I’ve wondered if my Heavenly Parents allowed me to experience the worst winter ever in preparation for this pandemic spring. Was it coincidence? Or was it a tender mercy so I’d have shed my sorrowful chrysalis by the time the world fell apart? And if they did this for me, what should I do to share their grace and the Savior’s love with other people?
These are the questions I’m currently pondering.
We are all collectively wondering how we can serve when we are in isolation. Helping seems to be more personal, more quietly individual right now. We can text someone who is alone. We can pray for each other. We can sew masks and donate to food banks and order from small businesses. And it kind of feels like not enough.
Which leads me back to the Heavenly Parents and Jesus Christ. We held a family prayer via FaceTime with my mom and some of my sisters this evening to end our fast. My mother prayed, and among her heartfelt pleas, she said, “We know, Heavenly Father thy strength and thy capacity to accomplish any means,” before she continued, praying for the whole human family affected by the virus.
We are weak, like I am when I don’t eat food.

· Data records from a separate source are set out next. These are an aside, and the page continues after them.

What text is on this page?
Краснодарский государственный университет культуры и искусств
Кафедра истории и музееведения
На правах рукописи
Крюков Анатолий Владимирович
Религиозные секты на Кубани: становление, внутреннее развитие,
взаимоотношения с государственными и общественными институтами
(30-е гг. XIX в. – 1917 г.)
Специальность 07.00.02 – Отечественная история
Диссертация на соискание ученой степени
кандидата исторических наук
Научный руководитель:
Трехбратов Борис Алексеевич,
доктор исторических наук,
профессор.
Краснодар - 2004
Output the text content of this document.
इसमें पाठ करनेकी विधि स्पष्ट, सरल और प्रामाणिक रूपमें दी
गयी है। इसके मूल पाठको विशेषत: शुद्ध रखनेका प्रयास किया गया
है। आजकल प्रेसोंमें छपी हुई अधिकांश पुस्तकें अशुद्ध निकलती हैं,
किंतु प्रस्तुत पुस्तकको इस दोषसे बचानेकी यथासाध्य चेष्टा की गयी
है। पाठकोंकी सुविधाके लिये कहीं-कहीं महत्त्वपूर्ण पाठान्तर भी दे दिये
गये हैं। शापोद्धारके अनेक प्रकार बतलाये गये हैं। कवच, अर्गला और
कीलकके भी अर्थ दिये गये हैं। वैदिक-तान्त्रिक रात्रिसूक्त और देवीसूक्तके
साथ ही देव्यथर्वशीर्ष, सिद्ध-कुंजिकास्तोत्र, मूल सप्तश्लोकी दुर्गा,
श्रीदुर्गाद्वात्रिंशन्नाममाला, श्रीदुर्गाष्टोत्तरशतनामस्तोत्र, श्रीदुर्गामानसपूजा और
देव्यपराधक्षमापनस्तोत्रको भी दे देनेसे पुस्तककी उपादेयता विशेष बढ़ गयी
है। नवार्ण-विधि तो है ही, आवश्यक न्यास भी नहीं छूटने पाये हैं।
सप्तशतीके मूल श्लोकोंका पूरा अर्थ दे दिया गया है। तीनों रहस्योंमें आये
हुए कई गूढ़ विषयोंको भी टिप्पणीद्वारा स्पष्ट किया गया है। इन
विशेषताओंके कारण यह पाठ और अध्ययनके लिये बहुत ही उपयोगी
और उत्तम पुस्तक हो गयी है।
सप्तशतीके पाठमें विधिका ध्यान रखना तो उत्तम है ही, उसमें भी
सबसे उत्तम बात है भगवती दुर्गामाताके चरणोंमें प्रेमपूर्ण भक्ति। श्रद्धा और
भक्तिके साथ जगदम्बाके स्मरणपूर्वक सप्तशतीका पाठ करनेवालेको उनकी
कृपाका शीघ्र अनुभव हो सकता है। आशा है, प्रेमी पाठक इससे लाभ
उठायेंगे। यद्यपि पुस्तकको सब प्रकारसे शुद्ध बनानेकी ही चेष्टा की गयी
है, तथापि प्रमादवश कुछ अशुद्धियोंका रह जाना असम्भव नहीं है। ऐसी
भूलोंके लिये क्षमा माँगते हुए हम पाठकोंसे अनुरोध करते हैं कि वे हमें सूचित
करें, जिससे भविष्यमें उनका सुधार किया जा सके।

We are vulnerable, collectively and individually to a microscopic virus which has upended humanity.
We are suffering, which Jesus Christ understands intimately because he willingly experienced all of our hurts.
But in our weakness, we can ask for God to see us and hear our prayers.
We can reach toward the Savior, who yearns for this moment, when he can grasp our hands, snatching us from sorrow and pulling us from the swirling waters of disease, of depression, of destitution.
My bleak winter taught me this, that I needed to fully experience the suffering–accept it and the lessons it gave me, and to then cast my sorrows on Jesus, who grants us the space and the strength to heal.